Incineration removes the incentive to recycle
and reuse
Incinerators with pollution control equipment are prohibitively
expensive, and once authorities have invested in incineration they
often do not have the money to invest in waste reduction. In this
way, incineration directly competes with efforts to reduce and
recycle waste.
Incineration actually perpetuates the use of landfills because
of the large quantities of leftover ash produced by
incinerators.
It is estimated that for every three tonnes of waste that is
incinerated, one tonne of ash is generated. This ash is very toxic,
containing concentrated amounts of heavy metals and dioxins which,
when buried, will eventually leach into the soil, potentially
polluting groundwater.
Very few jobs are created in return for the huge economic
investment in incineration. Most of the jobs are temporary, created
during the building of the plant.
A large incinerator may employ about 100 workers.

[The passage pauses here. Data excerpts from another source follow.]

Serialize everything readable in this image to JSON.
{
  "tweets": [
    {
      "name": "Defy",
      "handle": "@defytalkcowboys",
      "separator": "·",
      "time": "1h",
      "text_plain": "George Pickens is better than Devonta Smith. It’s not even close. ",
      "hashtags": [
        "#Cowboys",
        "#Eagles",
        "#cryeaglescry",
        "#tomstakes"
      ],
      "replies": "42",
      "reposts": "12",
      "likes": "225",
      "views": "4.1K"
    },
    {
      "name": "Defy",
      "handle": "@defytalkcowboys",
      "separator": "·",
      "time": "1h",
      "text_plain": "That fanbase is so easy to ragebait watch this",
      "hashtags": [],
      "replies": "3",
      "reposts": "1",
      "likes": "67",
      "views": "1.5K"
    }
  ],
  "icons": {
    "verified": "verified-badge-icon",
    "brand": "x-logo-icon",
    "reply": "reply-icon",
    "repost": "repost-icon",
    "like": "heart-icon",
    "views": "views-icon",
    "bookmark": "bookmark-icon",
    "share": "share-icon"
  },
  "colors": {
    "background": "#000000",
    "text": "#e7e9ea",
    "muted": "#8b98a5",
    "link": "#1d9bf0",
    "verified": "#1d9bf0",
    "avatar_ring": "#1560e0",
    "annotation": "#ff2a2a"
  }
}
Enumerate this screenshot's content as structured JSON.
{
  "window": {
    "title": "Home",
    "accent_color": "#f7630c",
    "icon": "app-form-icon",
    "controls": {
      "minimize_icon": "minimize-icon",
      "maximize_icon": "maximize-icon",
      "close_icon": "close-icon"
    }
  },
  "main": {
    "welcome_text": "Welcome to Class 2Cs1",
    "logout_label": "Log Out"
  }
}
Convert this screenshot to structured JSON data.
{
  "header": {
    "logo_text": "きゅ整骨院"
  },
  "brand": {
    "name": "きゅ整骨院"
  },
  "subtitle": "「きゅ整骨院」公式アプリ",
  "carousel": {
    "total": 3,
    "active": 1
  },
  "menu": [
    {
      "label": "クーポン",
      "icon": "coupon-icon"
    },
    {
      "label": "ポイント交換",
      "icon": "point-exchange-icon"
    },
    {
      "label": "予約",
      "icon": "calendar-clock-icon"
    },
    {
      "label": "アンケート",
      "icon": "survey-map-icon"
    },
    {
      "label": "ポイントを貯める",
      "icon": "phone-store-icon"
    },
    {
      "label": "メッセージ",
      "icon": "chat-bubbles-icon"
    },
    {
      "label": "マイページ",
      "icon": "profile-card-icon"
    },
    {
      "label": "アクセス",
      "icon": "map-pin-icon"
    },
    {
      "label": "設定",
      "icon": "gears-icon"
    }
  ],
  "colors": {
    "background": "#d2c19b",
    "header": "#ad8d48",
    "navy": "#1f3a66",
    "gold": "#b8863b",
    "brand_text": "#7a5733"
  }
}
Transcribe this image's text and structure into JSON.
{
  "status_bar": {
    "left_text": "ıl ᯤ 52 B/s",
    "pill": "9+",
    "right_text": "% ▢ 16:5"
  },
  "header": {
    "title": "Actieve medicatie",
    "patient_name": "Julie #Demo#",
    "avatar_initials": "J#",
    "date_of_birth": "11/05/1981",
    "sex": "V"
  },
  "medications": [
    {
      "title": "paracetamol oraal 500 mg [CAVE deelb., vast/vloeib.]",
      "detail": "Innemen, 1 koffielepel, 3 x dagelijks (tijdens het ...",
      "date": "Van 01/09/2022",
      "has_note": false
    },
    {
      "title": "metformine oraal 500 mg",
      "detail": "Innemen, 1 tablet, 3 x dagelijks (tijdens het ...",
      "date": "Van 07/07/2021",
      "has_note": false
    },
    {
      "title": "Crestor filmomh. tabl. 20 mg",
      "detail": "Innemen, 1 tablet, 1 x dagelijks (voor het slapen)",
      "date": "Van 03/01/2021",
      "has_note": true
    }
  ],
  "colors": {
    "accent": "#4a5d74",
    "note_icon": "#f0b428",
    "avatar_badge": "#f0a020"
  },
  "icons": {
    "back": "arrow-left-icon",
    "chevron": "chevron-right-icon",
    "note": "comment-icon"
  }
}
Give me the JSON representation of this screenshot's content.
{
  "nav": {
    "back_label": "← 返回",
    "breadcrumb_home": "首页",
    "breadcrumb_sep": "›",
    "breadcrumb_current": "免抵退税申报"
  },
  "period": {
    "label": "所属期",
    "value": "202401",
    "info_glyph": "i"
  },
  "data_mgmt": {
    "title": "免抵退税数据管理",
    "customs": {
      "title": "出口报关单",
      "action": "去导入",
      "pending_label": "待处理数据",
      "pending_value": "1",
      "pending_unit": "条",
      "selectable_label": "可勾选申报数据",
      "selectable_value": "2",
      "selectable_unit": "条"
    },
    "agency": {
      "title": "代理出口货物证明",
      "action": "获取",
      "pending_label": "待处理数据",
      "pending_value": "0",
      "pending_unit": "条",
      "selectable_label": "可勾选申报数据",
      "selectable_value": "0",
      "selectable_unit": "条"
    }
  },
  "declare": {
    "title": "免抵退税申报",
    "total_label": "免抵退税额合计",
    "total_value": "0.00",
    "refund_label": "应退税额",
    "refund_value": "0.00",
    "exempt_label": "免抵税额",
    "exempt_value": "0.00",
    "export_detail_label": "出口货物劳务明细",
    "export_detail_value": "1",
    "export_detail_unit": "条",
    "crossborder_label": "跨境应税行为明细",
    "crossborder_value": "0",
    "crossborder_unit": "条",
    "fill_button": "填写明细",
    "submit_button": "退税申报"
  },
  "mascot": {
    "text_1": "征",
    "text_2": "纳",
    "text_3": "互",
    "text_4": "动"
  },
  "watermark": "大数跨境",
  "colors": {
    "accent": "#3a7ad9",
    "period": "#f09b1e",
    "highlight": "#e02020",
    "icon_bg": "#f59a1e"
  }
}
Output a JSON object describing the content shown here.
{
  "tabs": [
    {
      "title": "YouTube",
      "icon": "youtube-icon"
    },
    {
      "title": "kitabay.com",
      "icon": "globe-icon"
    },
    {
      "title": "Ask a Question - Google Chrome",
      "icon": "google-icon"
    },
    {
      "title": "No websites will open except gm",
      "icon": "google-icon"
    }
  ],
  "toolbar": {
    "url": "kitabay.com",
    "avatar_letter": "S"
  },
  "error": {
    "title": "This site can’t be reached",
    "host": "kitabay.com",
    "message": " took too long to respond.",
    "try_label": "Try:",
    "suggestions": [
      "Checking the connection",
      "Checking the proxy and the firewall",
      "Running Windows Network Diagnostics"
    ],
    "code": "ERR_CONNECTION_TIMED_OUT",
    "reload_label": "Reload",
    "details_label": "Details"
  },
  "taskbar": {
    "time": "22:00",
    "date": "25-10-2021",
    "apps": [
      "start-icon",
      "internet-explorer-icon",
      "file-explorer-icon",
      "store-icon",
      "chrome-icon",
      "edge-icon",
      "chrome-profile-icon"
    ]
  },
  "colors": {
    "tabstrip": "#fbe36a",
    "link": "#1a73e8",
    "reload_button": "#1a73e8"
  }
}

Whereas,
community efforts into waste separation, reuse and repair as well
as recycling and composting, can create more jobs, both in the
handling of the waste and in secondary industries using recovered
material.
Also, most of the money invested in the incinerator leaves the
community. The huge engineering firms that build incinerators are
seldom located within a community and so most of the money invested
does not benefit the local community.
In comparison, money invested in the low-tech alternatives stays
in the community, thereby creating local jobs and stimulating other
forms of community development.
Recycling saves more energy than incineration yields. For
instance, if the US burned all its municipal waste in incinerators,
it would contribute less than one per cent of the country's energy
needs.
Two studies performed in the US in 1993 and 1994 show that if
the current recyclable material were recycled instead of burned in
an incinerator, some three to five times as much energy would be
saved.
The reason for this is that incineration can only recover some
of the calorific value contained in the waste.
It cannot recover any of the energy invested in the extraction,
processing, fabrication and chemical synthesis involved in the
manufacture materials present in the waste stream.
However, re-use and recycling can do this. In fact, a
cost-benefit study conducted for the European Commission in 1997
concluded that even land filling was better and more energy
efficient than incineration, for managing household waste.